Cápsula da Boeing atraca na ISS | Ciência

A cápsula Starliner da Boeing atracou na Estação Espacial Internacional (ISS) na sexta-feira (20) após um voo de teste não tripulado visto como crucial para restaurar a reputação da gigante aeroespacial americana após uma série de falhas.

A cápsula foi lançada do Centro Espacial Kennedy, na Flórida, na noite de sexta-feira. A atracação ocorreu às 21h28, com mais de uma hora de atraso.

Os astronautas a bordo da ISS e a sala de controle em Houston monitoraram de perto a atracação. A cápsula inicialmente se estabilizou a 230 metros da estação. Então, depois de um pequeno empurrão, ele recuou para mostrar que poderia fazê-lo quando necessário. Finalmente, depois de outra parada controlada, ainda que mais longa do que o planejado, a 10 metros da ISS, começou a delicada manobra final. Ela se aproximou lentamente até que fez contato.

“O Starliner conclui com sucesso seu primeiro acoplamento histórico com a Estação Espacial Internacional, abrindo uma nova rota para as tripulações para o laboratório orbital”, disse um comentarista na transmissão ao vivo da Agência Espacial dos EUA (NASA).

A escotilha da cápsula, que transporta 230 quilos de suprimentos para a ISS, não deve ser aberta.

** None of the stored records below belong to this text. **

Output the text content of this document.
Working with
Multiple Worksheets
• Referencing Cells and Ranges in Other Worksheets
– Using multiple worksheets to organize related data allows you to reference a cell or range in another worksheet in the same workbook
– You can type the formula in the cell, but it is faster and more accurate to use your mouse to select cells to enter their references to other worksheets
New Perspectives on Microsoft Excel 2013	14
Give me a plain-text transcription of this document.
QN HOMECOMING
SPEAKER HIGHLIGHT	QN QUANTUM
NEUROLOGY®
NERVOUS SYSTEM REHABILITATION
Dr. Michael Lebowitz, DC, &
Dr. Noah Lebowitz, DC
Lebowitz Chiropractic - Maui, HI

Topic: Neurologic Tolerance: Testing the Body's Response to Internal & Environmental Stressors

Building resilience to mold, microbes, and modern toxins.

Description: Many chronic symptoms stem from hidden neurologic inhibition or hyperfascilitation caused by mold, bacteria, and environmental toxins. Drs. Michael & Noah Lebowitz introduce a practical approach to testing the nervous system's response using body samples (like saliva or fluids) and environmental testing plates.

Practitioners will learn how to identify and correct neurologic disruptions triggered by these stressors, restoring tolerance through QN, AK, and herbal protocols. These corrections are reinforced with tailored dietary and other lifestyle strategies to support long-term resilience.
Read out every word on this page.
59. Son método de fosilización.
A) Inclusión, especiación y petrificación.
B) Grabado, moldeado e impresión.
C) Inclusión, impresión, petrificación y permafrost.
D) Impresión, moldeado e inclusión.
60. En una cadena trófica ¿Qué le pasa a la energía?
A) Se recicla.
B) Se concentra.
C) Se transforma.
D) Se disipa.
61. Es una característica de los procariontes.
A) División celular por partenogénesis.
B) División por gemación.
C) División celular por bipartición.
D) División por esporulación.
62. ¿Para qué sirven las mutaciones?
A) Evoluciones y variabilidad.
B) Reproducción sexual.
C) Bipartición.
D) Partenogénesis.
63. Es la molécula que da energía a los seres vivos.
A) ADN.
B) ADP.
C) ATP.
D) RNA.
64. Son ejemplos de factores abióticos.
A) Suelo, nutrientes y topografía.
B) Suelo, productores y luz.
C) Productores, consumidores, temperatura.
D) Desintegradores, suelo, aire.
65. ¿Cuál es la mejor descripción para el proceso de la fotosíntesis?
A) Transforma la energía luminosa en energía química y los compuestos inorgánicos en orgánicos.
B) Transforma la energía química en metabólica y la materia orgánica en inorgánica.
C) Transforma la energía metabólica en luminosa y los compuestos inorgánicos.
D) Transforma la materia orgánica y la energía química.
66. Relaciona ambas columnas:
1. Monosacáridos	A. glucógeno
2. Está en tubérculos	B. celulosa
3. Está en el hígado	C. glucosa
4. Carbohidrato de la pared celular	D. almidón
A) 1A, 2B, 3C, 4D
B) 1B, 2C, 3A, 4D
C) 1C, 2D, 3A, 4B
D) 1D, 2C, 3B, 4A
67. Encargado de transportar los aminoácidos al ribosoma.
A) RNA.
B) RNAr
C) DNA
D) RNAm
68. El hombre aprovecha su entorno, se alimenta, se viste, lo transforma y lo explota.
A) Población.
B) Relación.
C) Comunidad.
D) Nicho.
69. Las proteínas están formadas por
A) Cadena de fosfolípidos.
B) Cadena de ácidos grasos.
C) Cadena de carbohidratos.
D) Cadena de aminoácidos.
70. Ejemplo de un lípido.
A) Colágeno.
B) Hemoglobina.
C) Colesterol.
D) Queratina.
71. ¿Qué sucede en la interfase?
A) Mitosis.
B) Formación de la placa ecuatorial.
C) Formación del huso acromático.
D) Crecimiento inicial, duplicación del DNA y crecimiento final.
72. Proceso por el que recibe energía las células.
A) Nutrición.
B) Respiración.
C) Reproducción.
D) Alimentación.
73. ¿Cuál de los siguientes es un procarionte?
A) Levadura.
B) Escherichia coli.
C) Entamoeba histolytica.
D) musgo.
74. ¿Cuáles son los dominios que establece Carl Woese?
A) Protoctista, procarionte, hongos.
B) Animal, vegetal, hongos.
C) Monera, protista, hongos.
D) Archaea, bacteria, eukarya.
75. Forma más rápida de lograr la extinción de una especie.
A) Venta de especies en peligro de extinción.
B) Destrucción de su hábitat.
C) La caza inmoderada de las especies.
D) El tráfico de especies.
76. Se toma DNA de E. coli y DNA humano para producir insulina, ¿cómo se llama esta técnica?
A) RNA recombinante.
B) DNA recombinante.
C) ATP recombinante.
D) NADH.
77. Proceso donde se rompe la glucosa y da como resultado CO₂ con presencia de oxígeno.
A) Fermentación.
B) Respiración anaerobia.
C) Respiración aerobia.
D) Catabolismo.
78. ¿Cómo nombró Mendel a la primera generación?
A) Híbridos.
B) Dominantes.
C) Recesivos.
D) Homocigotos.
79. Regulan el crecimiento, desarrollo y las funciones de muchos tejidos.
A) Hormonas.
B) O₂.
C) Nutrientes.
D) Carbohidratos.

Espera-se que o Starliner permaneça ancorado na ISS por cinco dias antes de retornar à Terra para pousar na base White Sands, no deserto do Novo México.

Uma segunda tentativa foi planejada para agosto do ano passado, mas foi adiada pouco antes do lançamento para resolver um problema de válvula e a cápsula teve que ser enviada de volta à fábrica.

A NASA pretende certificar o Starliner como o segundo serviço de “táxi” para astronautas na ISS, um papel que a SpaceX de Elon Musk tem desempenhado desde o sucesso de sua missão de teste da cápsula Dragon em 2020.

Ambas as empresas receberam contratos de valor fixo de US$ 4,2 bilhões para a Boeing e US$ 2,6 bilhões para a SpaceX em 2014, logo após o fim do programa de ônibus espaciais, em um momento em que os Estados Unidos contavam com foguetes russos Soyuz para chegar ao laboratório orbital.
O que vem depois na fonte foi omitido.